Aber auch das war riskant, denn der Feuerschein könnte in der Dunkelheit Aufmerksamkeit erregen.
Da flüsterte Bo ihren Namen, und sie ging zu ihm.
»Da liegt eine Höhle«, flüsterte er, »ein paar Schritte nach Südosten.« Er fuhr mit der Hand durch die Luft und legte sie dann auf ihre Schulter. »Bleib hier neben mir. Ich werde uns hinführen.«
Er lenkte ihre Schritte über Steine und um Felsen. Wenn Katsa weniger müde gewesen wäre, hätte sie die Klarheit zu schätzen gewusst, mit der seine Gabe ihm die Landschaft zeigte. Doch dann waren sie am Eingang zu Bos Höhle und ihre Gedanken waren mit zu viel anderem beschäftigt. Sie musste Bitterblue wecken, losbinden und ihr herunterhelfen. Sie musste Bo vom Pferd und auf den Boden bekommen. Sie musste Holz für ein Feuer suchen und den Fisch braten. Sie musste Bos Schulter neu verbinden, die immer noch blutete, egal wie fest sie den Verband anlegte.
»Schlaf, während der Fisch brät«, sagte er, als sie ihm saubere Stoffstreifen um Arm und Brust band, um das Blut zu stillen. »Katsa! Du musst schlafen. Ich werde dich wecken, wenn wir dich brauchen.«
»Du bist es, der Schlaf nötig hat«, sagte sie.

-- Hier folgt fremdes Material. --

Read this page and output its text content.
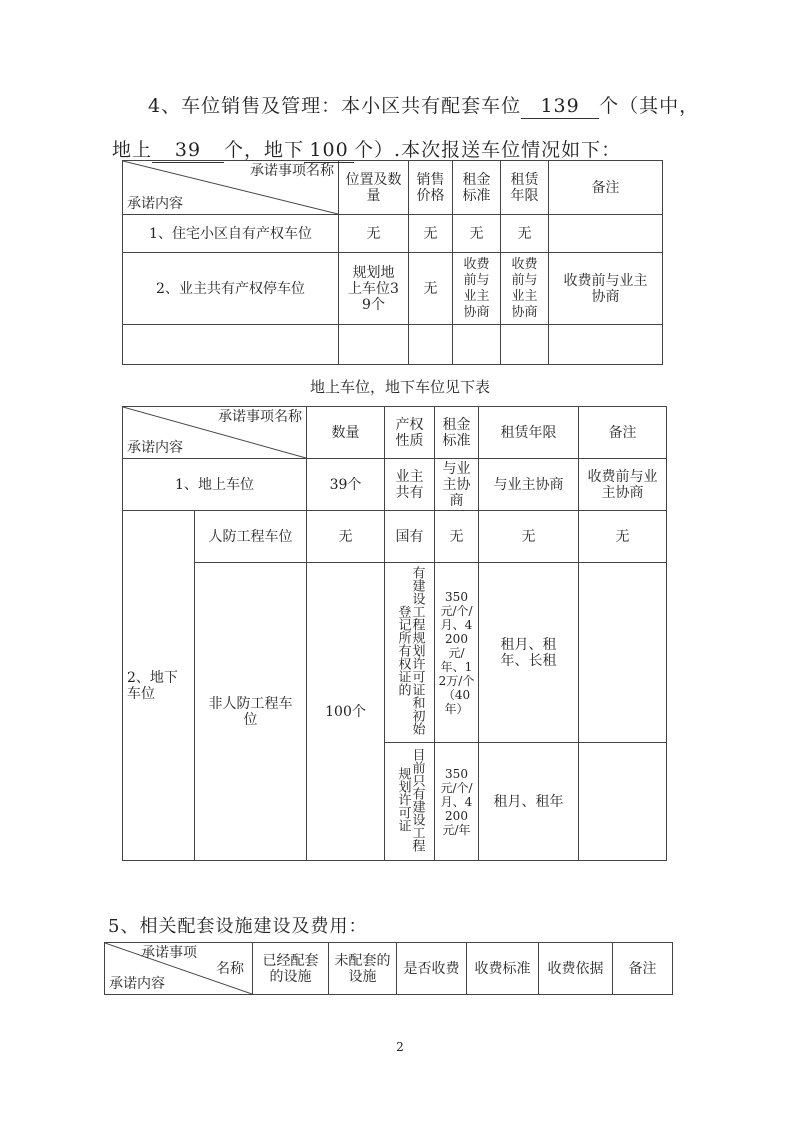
4、车位销售及管理：本小区共有配套车位 139 个（其中，
地上 39 个，地下 100 个）.本次报送车位情况如下：
承诺事项名称
承诺内容	位置及数量	销售价格	租金标准	租赁年限	备注
1、住宅小区自有产权车位	无	无	无	无	
2、业主共有产权停车位	规划地上车位39个	无	收费前与业主协商	收费前与业主协商	收费前与业主协商

地上车位，地下车位见下表
承诺事项名称
承诺内容		数量	产权性质	租金标准	租赁年限	备注
1、地上车位		39个	业主共有	与业主协商	与业主协商	收费前与业主协商
2、地下车位	人防工程车位	无	国有	无	无	无
	非人防工程车位	100个	有建设工程规划许可证和初始登记所有权证的	350元/个/月、4200元/年、12万/个（40年）	租月、租年、长租	
			目前只有建设工程规划许可证	350元/个/月、4200元/年	租月、租年	
5、相关配套设施建设及费用：
承诺事项
名称
承诺内容
	已经配套的设施	未配套的设施	是否收费	收费标准	收费依据	备注
2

Da griff er nach ihrem Arm. »Katsa! Schlaf eine Viertelstunde! Niemand ist in der Nähe. Du wirst heute Nacht nicht noch eine Gelegenheit zum Schlafen bekommen.«
Sie setzte sich auf die Fersen zurück und betrachtete ihn,ohne Hemd, bleich, die Augen zusammengekniffen vor Schmerz, mit Abschürfungen und Schwellungen im Gesicht. Er ließ ihren Arm los und seufzte. »Mir ist schwindlig. Bestimmt sehe ich aus wie der Tod, Katsa, aber ich werde nicht verbluten und auch nicht am Schwindel sterben. Schlaf, nur ein paar Minuten!«
Bitterblue trat zu ihnen. »Er hat Recht. Du solltest schlafen. Ich kümmere mich um ihn.« Sie griff nach seiner Jacke und half ihm hinein, wobei sie vorsichtig, behutsam seine verbundene Schulter bewegte. Bestimmt kamen sie ein paar Minuten ohne sie aus, dachte Katsa. Bestimmt wäre es besser für alle, wenn sie ein wenig schlief.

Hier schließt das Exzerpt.